If you’re a fan burning to read the sequel, there are lots of ways to pitch in.
- Tell people about the book. Because there are many books with the title “Civil Blood,” be sure to use my name or the subtitle “The Vampire Rights Case That Changed a Nation.” That’ll help narrow down any search engine searches.
- Leave a Goodreads and/or Amazon review. Supposedly, if I get 50 of these, the algorithm for advertising the book shows the book more often to strangers. They don’t need to be long at all: “I dug it,” and some stars is all that’s necessary. The most successful viral campaigns have people who enthusiastically tell their friends they just rated a book, encouraging them to do the same.

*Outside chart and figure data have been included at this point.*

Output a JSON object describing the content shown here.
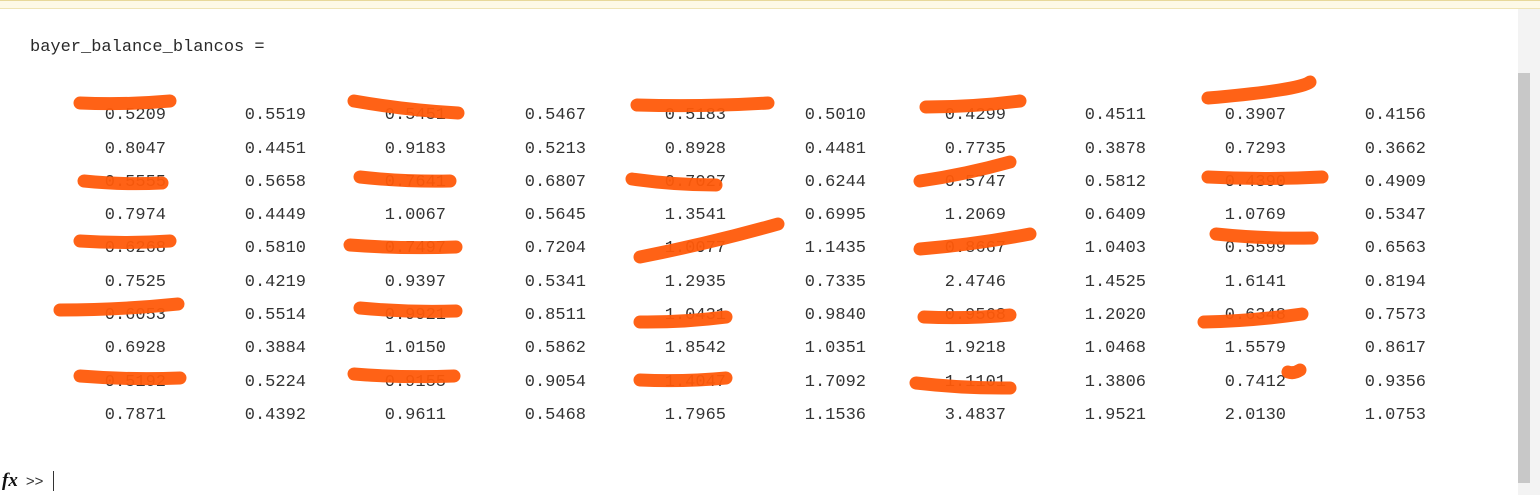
{
  "console": {
    "variable_line": "bayer_balance_blancos =",
    "prompt_icon": "fx-icon",
    "prompt_chevrons": ">>",
    "input_value": ""
  },
  "matrix": {
    "rows": [
      [
        "0.5209",
        "0.5519",
        "0.5451",
        "0.5467",
        "0.5183",
        "0.5010",
        "0.4299",
        "0.4511",
        "0.3907",
        "0.4156"
      ],
      [
        "0.8047",
        "0.4451",
        "0.9183",
        "0.5213",
        "0.8928",
        "0.4481",
        "0.7735",
        "0.3878",
        "0.7293",
        "0.3662"
      ],
      [
        "0.5555",
        "0.5658",
        "0.7641",
        "0.6807",
        "0.7027",
        "0.6244",
        "0.5747",
        "0.5812",
        "0.4390",
        "0.4909"
      ],
      [
        "0.7974",
        "0.4449",
        "1.0067",
        "0.5645",
        "1.3541",
        "0.6995",
        "1.2069",
        "0.6409",
        "1.0769",
        "0.5347"
      ],
      [
        "0.6268",
        "0.5810",
        "0.7497",
        "0.7204",
        "1.0077",
        "1.1435",
        "0.8667",
        "1.0403",
        "0.5599",
        "0.6563"
      ],
      [
        "0.7525",
        "0.4219",
        "0.9397",
        "0.5341",
        "1.2935",
        "0.7335",
        "2.4746",
        "1.4525",
        "1.6141",
        "0.8194"
      ],
      [
        "0.6053",
        "0.5514",
        "0.9921",
        "0.8511",
        "1.0431",
        "0.9840",
        "0.9568",
        "1.2020",
        "0.6348",
        "0.7573"
      ],
      [
        "0.6928",
        "0.3884",
        "1.0150",
        "0.5862",
        "1.8542",
        "1.0351",
        "1.9218",
        "1.0468",
        "1.5579",
        "0.8617"
      ],
      [
        "0.5192",
        "0.5224",
        "0.9155",
        "0.9054",
        "1.4047",
        "1.7092",
        "1.1101",
        "1.3806",
        "0.7412",
        "0.9356"
      ],
      [
        "0.7871",
        "0.4392",
        "0.9611",
        "0.5468",
        "1.7965",
        "1.1536",
        "3.4837",
        "1.9521",
        "2.0130",
        "1.0753"
      ]
    ]
  },
  "annotation": {
    "stroke_color": "#ff5a0a"
  }
}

- Friend has a birthday/housewarming/deployment coming up? Give the book as a gift.
- Tell your Goodreads group or book club about it (I’m a member of a few such as “Horror Aficionados,” “Vampires, Weres and Fae,” “Castle Dracula” and “My Vampire Book Obsession.”) Getting a big pack of people to read it as a book of the month would be super.
- Put your favorite quotes from the novel into Goodreads’ Quotes page. Authors are forbidden from doing this for their own books. Quotable lines can sometimes grab a reader’s interest where an excerpt might seem too long.
So when people ask “Are you working on a sequel?” my answer is “not yet,” but the more proper question is “Are you trying to get us more Infinity, Ranath, and Morgan?” And the answer to that is, “Yes, with some obstacles.” Trust me, if I manage to sell something, I’ll be all over the Internet trying to let people know.
Thanks for reading this far and bearing with me.